Leur afflux massif dans les rangs de l’ALN restée ou mise en retrait aux premiers jours du cessez-le-feu a marqué l’imaginaire populaire dans lequel ces « marsiens » sont comparés à des essaims de sauterelles. Peu de témoignages écrits sont consacrés à la relation entre la situation  des maquisards de l’ALN et cette date du 19 mars 1962. « Heureux les martyrs qui n’ont rien vu » de Bessaoud Mohand Arab et partiellement « Avoir vingt ans dans les maquis » de Djoudi Attoumi y font référence.

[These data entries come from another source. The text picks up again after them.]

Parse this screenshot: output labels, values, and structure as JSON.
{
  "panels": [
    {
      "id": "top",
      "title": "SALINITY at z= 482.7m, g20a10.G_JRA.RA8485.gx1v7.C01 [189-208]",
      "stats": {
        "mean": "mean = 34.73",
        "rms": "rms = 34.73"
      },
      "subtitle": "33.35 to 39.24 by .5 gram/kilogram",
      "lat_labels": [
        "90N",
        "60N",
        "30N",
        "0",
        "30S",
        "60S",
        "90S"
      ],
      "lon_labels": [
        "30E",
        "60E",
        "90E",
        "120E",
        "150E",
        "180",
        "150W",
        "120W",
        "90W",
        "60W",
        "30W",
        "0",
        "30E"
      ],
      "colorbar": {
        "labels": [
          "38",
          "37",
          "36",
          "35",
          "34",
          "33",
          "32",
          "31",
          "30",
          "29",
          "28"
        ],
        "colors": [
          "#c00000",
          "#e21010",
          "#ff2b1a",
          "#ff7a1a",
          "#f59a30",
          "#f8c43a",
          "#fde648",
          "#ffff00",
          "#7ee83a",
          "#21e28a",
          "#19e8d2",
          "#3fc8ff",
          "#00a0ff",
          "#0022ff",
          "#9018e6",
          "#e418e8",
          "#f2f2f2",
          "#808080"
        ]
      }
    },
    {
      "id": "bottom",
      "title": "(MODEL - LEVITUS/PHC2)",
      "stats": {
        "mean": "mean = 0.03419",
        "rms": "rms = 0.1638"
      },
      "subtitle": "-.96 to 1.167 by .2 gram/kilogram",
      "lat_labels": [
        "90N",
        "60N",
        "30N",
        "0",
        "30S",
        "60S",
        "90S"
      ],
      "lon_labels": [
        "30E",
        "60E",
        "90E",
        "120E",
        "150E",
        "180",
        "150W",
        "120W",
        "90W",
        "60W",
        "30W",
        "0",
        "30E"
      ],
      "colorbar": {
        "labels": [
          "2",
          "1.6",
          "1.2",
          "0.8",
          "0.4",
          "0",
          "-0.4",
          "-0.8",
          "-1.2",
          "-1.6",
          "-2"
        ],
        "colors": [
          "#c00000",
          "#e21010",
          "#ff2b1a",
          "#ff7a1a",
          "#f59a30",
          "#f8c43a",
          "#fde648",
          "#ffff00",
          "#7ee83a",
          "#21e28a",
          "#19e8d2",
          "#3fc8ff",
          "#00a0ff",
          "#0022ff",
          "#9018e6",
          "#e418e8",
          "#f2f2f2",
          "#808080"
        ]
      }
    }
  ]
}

Djoudi Attoumi raconte comment des familles aisées qui n’ont jamais cotisé pour l’ALN se sont faits inscrire avec effets rétroactifs sur les registres de cotisation entre le 19 mars et le 5 juillet 1962. Pour l’Algérie, aucun moment historique de la Révolution algérienne, alliant le juridique et le politique, n’a été rassembleur, n’est resté indemne de fractures, de luttes claniques et de leadership : la réunion des 22, le Congrès de la Soummam, le 19 mars 1962 dont les minutes des négociations révèlent bien des aspects tenus au secret à ce jour, la Charte de Tripoli,… entraînant un discrédit sur tous les textes de loi qui régissent l’Etat algérien, jusqu’à la « Charte pour la paix et la réconciliation nationale » d’Abdelaziz Bouteflika.

Ces deux dates pour lesquelles se livrent bataille les deux pays,  sont, en vérité, pour chacun, une dérive historique et un contentieux qui leur est propre avant qu’elles ne soient une « guerre des mémoires » entre les deux rives.

La première visite  d’Etat de François Hollande en Algérie coïncide avec le 5 décembre, la date de commémoration en hommage aux morts d’Afrique du Nord tandis que l’Algérie commémorera les manifestations du 11 décembre 1960 à Alger. C’est dire que les deux pays sont condamnés à vivre les dates d’un passé récent au lieu de se les disputer ou de se les revendiquer les unes à l’exclusion des autres à d’autres fins.